By Victor Davis Hanson // Works and Days by PJ Media

Set aside for a moment all the controversies over illegal immigration—the wall, deportation, amnesty, Donald J. Trump, “comprehensive immigration reform,” etc. Instead, contemplate what happens in a social, cultural, and economic context when several million immigrants arrive from one of the poorest areas in the world (e.g., Oaxaca) to one of the most affluent (e.g., California). For guidance, think not of Jorge Ramos, but of the premodern/postmodern collision that is occurring in Germany, Austria, and Denmark.

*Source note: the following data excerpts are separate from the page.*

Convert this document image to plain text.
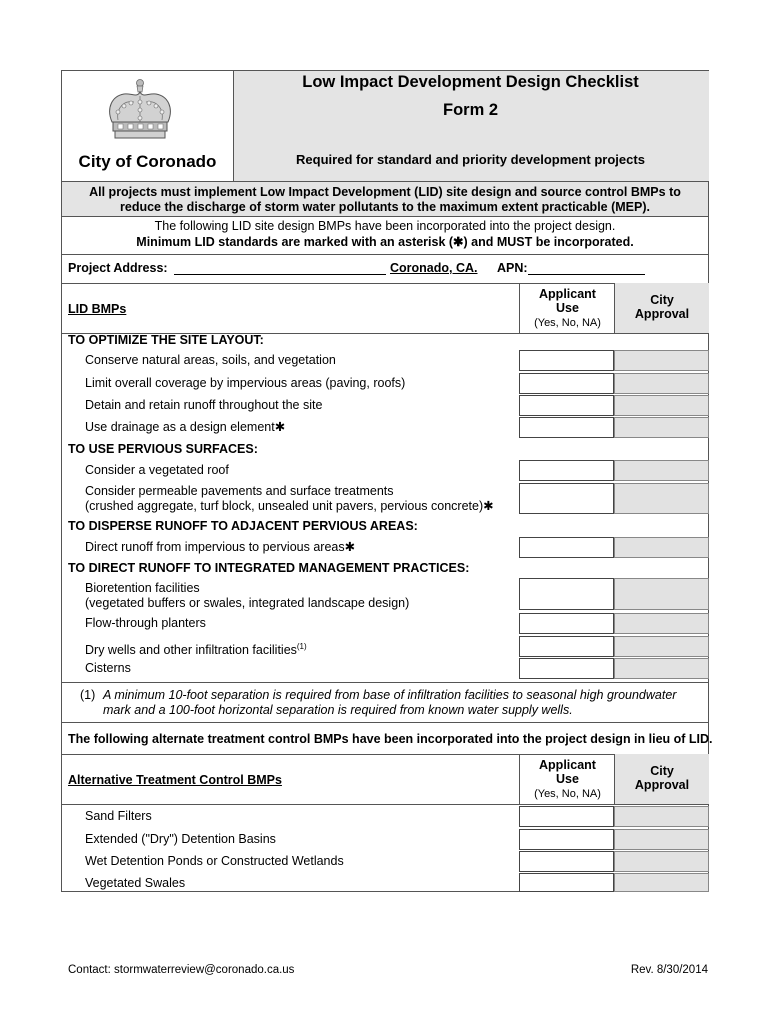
City of Coronado
Low Impact Development Design Checklist
Form 2
Required for standard and priority development projects
All projects must implement Low Impact Development (LID) site design and source control BMPs to
reduce the discharge of storm water pollutants to the maximum extent practicable (MEP).
The following LID site design BMPs have been incorporated into the project design.
Minimum LID standards are marked with an asterisk (✱) and MUST be incorporated.
Project Address:	Coronado, CA. APN:
LID BMPs
Applicant
Use
(Yes, No, NA)
City
Approval
TO OPTIMIZE THE SITE LAYOUT:
Conserve natural areas, soils, and vegetation
Limit overall coverage by impervious areas (paving, roofs)
Detain and retain runoff throughout the site
Use drainage as a design element✱
TO USE PERVIOUS SURFACES:
Consider a vegetated roof
Consider permeable pavements and surface treatments
(crushed aggregate, turf block, unsealed unit pavers, pervious concrete)✱
TO DISPERSE RUNOFF TO ADJACENT PERVIOUS AREAS:
Direct runoff from impervious to pervious areas✱
TO DIRECT RUNOFF TO INTEGRATED MANAGEMENT PRACTICES:
Bioretention facilities
(vegetated buffers or swales, integrated landscape design)
Flow-through planters
Dry wells and other infiltration facilities$^{(1)}$
Cisterns
(1) A minimum 10-foot separation is required from base of infiltration facilities to seasonal high groundwater
mark and a 100-foot horizontal separation is required from known water supply wells.
The following alternate treatment control BMPs have been incorporated into the project design in lieu of LID.
Alternative Treatment Control BMPs
Applicant
Use
(Yes, No, NA)
City
Approval
Sand Filters
Extended ("Dry") Detention Basins
Wet Detention Ponds or Constructed Wetlands
Vegetated Swales
Contact: stormwaterreview@coronado.ca.us	Rev. 8/30/2014
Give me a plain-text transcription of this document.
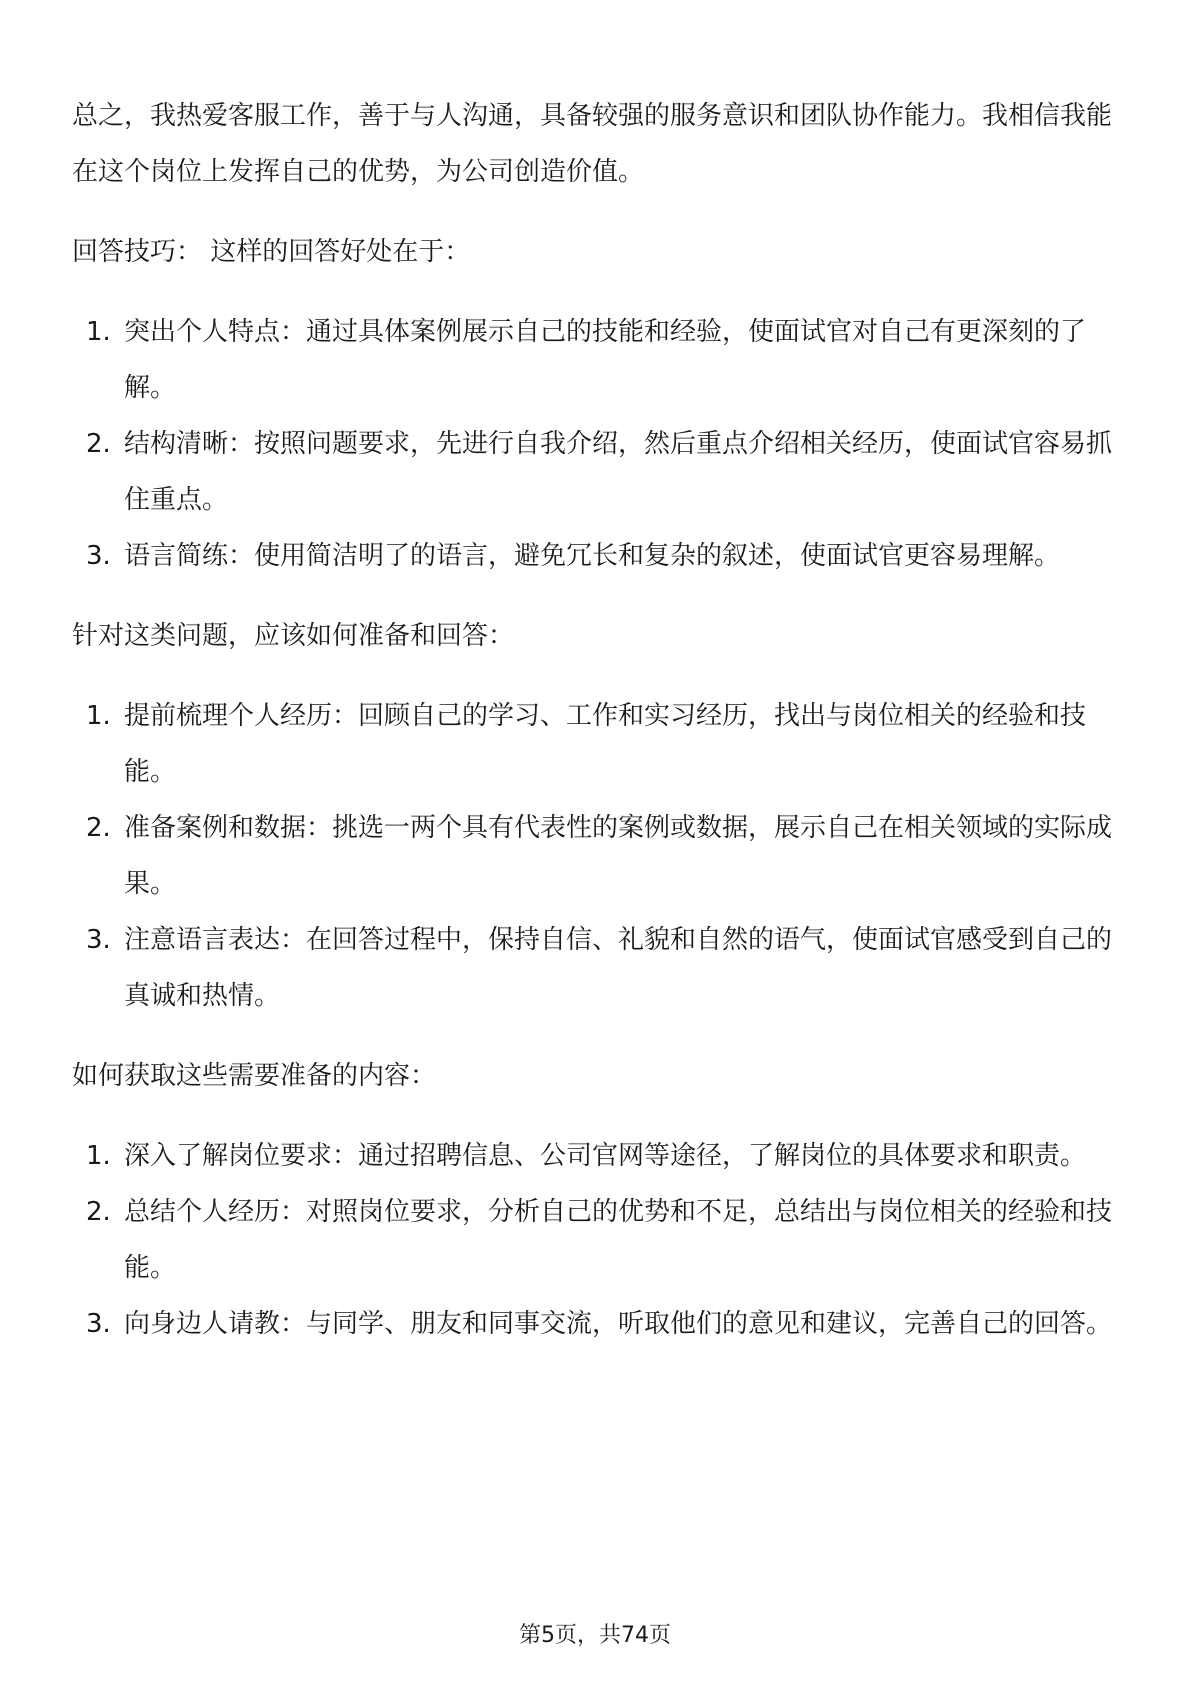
总之，我热爱客服工作，善于与人沟通，具备较强的服务意识和团队协作能力。我相信我能在这个岗位上发挥自己的优势，为公司创造价值。

回答技巧： 这样的回答好处在于：

1. 突出个人特点：通过具体案例展示自己的技能和经验，使面试官对自己有更深刻的了解。
2. 结构清晰：按照问题要求，先进行自我介绍，然后重点介绍相关经历，使面试官容易抓住重点。
3. 语言简练：使用简洁明了的语言，避免冗长和复杂的叙述，使面试官更容易理解。

针对这类问题，应该如何准备和回答：

1. 提前梳理个人经历：回顾自己的学习、工作和实习经历，找出与岗位相关的经验和技能。
2. 准备案例和数据：挑选一两个具有代表性的案例或数据，展示自己在相关领域的实际成果。
3. 注意语言表达：在回答过程中，保持自信、礼貌和自然的语气，使面试官感受到自己的真诚和热情。

如何获取这些需要准备的内容：

1. 深入了解岗位要求：通过招聘信息、公司官网等途径，了解岗位的具体要求和职责。
2. 总结个人经历：对照岗位要求，分析自己的优势和不足，总结出与岗位相关的经验和技能。
3. 向身边人请教：与同学、朋友和同事交流，听取他们的意见和建议，完善自己的回答。
第5页，共74页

The first casualty is the law. I am not referring to the collapse of federal immigration enforcement, but rather the ripples that must follow from it. When someone ignores a federal statute, then it is naturally easy to flout more. In Los Angeles, half the traffic accidents are hit-and-run collisions. I can attest first-hand that running from an accident or abandoning a wrecked vehicle is certainly a common occurrence in rural California. Last night on a rural road, a driver behind me (intoxicated? Malicious? Crazy?) apparently tried to rear-end me, then turned off his lights, sped up, and at the next stop sign pulled over swearing out the window in Spanish. In this age and in these environs, why would one call a sheriff for a minor everyday occurrence like that? The point is simply that when there is no federal law, no one has any idea how several million arrive in the U.S., much less what exactly they were doing before their illegal arrival. I note the latter consideration, because legal immigration does require some sort of personal history, and at the airport I am always asked by U.S Customs what exactly I was doing in Greece or Germany that prompted my trip.